La réglementation des acquisitions de matériels et services pour le ministère de la Défense, encadrée depuis 2009 par le DPM, a fait l’objet d’une révision approfondie. Cette mise à jour intègre les évolutions technologiques et les bonnes pratiques internationales, tout en renforçant la transparence et l’impartialité des processus.
Cette révision intègre notamment les dispositions les plus récentes du Ministère des Finances en matière de marchés publics et inclut un nouveau chapitre dédié à l’innovation et à l’indigénisation, essentiel pour stimuler la conception locale de matériels et pièces de rechange. Cette collaboration s’appuiera sur les industries publiques et privées, les universités prestigieuses telles que les IIT, l’IISc, et d’autres centres de recherche réputés, afin d’exploiter le talent des jeunes chercheurs.
Le document répond aussi aux difficultés rencontrées par les acteurs souhaitant s’investir dans ce secteur, avec des assouplissements notables des conditions dans les contrats de développement. Par exemple, aucune pénalité financière ne sera appliquée durant la phase de conception, une pénalité minimale de 0,1 % s’appliquant seulement après la réalisation du prototype. De plus, le plafond des pénalités a été abaissé à 5 %, pouvant exceptionnellement atteindre 10 % en cas de retards majeurs. Ce dispositif incite les fournisseurs à respecter les délais tout en admettant des marges raisonnables en cas de léger retard.
Une garantie de volume d’achats pouvant aller jusqu’à cinq ans, renouvelable sur une même période dans des situations particulières, assurera un soutien pérenne aux entreprises. Par ailleurs, le manuel prévoit un accompagnement technique approfondi, les forces armées partageant leur savoir-faire et leurs équipements pour favoriser le succès des développements.
Les autorités financières compétentes (Competent Financial Authorities – CFA) sur le terrain bénéficient désormais de plus d’autonomie pour accélérer la prise de décision, éviter la circulation interminable des dossiers entre échelons et garantir des paiements rapides aux fournisseurs. Les CFA peuvent aussi, en accord avec leurs conseillers financiers, prolonger les délais de livraison sans escalade hiérarchique, quelle que soit l’importance du retard.
Le processus décisionnel collectif est renforcé, en cohérence avec les pratiques en vigueur dans les acquisitions majeures, et les CFA sont habilités à repousser la date d’ouverture des plis afin d’encourager la participation, sans devoir à chaque fois consulter leurs conseillers financiers.
Face à la complexité des opérations de maintenance, réparation et remise en état des plateformes aériennes et navales, une marge de croissance de travail de 15 % est dorénavant prévue, permettant de réduire le temps d’indisponibilité du matériel et ainsi garantir une disponibilité opérationnelle optimale.
Pour les fournitures spécifiques, souvent issues de sources limitées, la procédure d’appel d’offres peut être restreinte pour des montants allant jusqu’à 50 lakhs de roupies (environ 60 000 euros), et exceptionnellement au-delà.
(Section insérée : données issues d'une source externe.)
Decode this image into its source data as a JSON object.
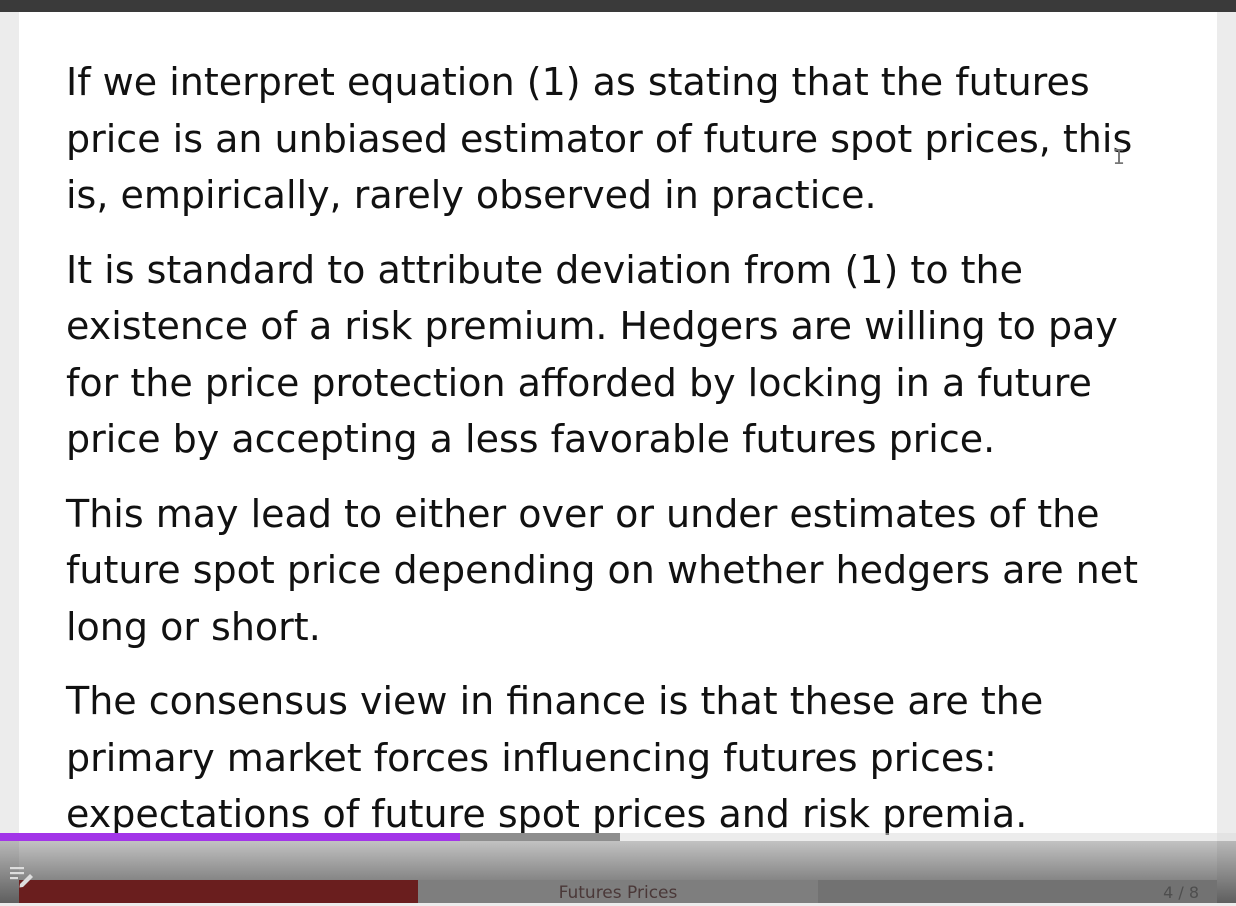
{
  "slide": {
    "paragraphs": [
      {
        "lines": [
          "If we interpret equation (1) as stating that the futures",
          "price is an unbiased estimator of future spot prices, this",
          "is, empirically, rarely observed in practice."
        ]
      },
      {
        "lines": [
          "It is standard to attribute deviation from (1) to the",
          "existence of a risk premium.  Hedgers are willing to pay",
          "for the price protection afforded by locking in a future",
          "price by accepting a less favorable futures price."
        ]
      },
      {
        "lines": [
          "This may lead to either over or under estimates of the",
          "future spot price depending on whether hedgers are net",
          "long or short."
        ]
      },
      {
        "lines": [
          "The consensus view in finance is that these are the",
          "primary market forces influencing futures prices:",
          "expectations of future spot prices and risk premia."
        ]
      }
    ],
    "footer": {
      "title": "Futures Prices",
      "page": "4 / 8"
    }
  },
  "player": {
    "progress_fraction": 0.372,
    "buffered_fraction": 0.502,
    "progress_color": "#a235e8",
    "playlist_icon": "playlist-edit-icon"
  }
}
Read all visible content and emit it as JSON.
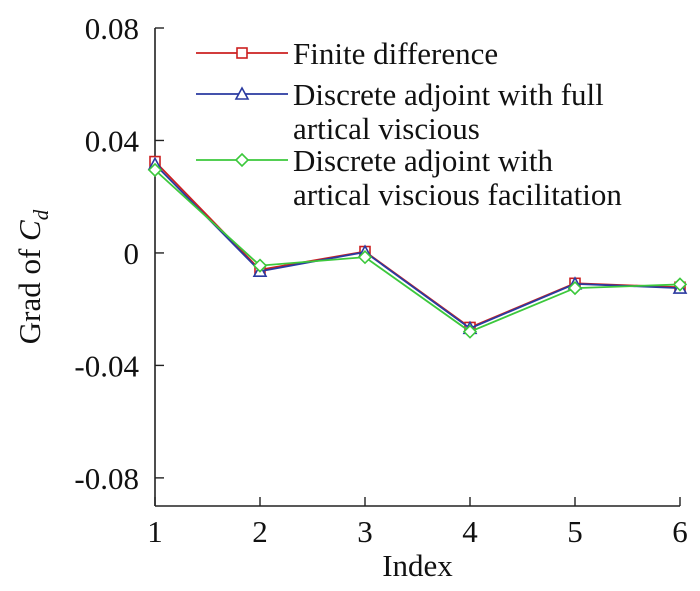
{
  "chart_data": {
    "type": "line",
    "xlabel": "Index",
    "ylabel_prefix": "Grad of ",
    "ylabel_symbol": "C",
    "ylabel_subscript": "d",
    "x": [
      1,
      2,
      3,
      4,
      5,
      6
    ],
    "xlim": [
      1,
      6
    ],
    "ylim": [
      -0.09,
      0.08
    ],
    "xticks": [
      "1",
      "2",
      "3",
      "4",
      "5",
      "6"
    ],
    "yticks": [
      {
        "value": 0.08,
        "label": "0.08"
      },
      {
        "value": 0.04,
        "label": "0.04"
      },
      {
        "value": 0.0,
        "label": "0"
      },
      {
        "value": -0.04,
        "label": "-0.04"
      },
      {
        "value": -0.08,
        "label": "-0.08"
      }
    ],
    "grid": false,
    "legend_position": "top-right",
    "series": [
      {
        "name": "Finite difference",
        "color": "#cc2020",
        "marker": "square",
        "values": [
          0.0325,
          -0.006,
          0.0005,
          -0.0265,
          -0.0108,
          -0.0122
        ]
      },
      {
        "name": "Discrete adjoint with full artical viscious",
        "legend_lines": [
          "Discrete adjoint with full",
          "artical viscious"
        ],
        "color": "#2a3aa0",
        "marker": "triangle",
        "values": [
          0.0315,
          -0.0065,
          0.0003,
          -0.0268,
          -0.011,
          -0.0125
        ]
      },
      {
        "name": "Discrete adjoint with artical viscious facilitation",
        "legend_lines": [
          "Discrete adjoint with",
          "artical viscious facilitation"
        ],
        "color": "#3cc83c",
        "marker": "diamond",
        "values": [
          0.0295,
          -0.0045,
          -0.0015,
          -0.028,
          -0.0125,
          -0.0112
        ]
      }
    ]
  }
}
Pour les articles propriétaires, la procurement peut s’appuyer sur un certificat d’article propriétaire, tout en poursuivant la recherche d’autres fournisseurs alternatifs sur le marché.
Enfin, le manuel facilite les acquisitions dans le cadre d’accords bilatéraux gouvernement à gouvernement, en harmonisant les procédures propres à ces échanges à haute valeur. L’enjeu d’équité entre les acteurs a été traité par l’élimination de certaines contraintes bureaucratiques : la nécessité d’obtenir un certificat de non-objection de la part de certaines DPSU avant l’ouverture de la concurrence a été supprimée, assurant ainsi une compétition purement équitable dans l’attribution des marchés.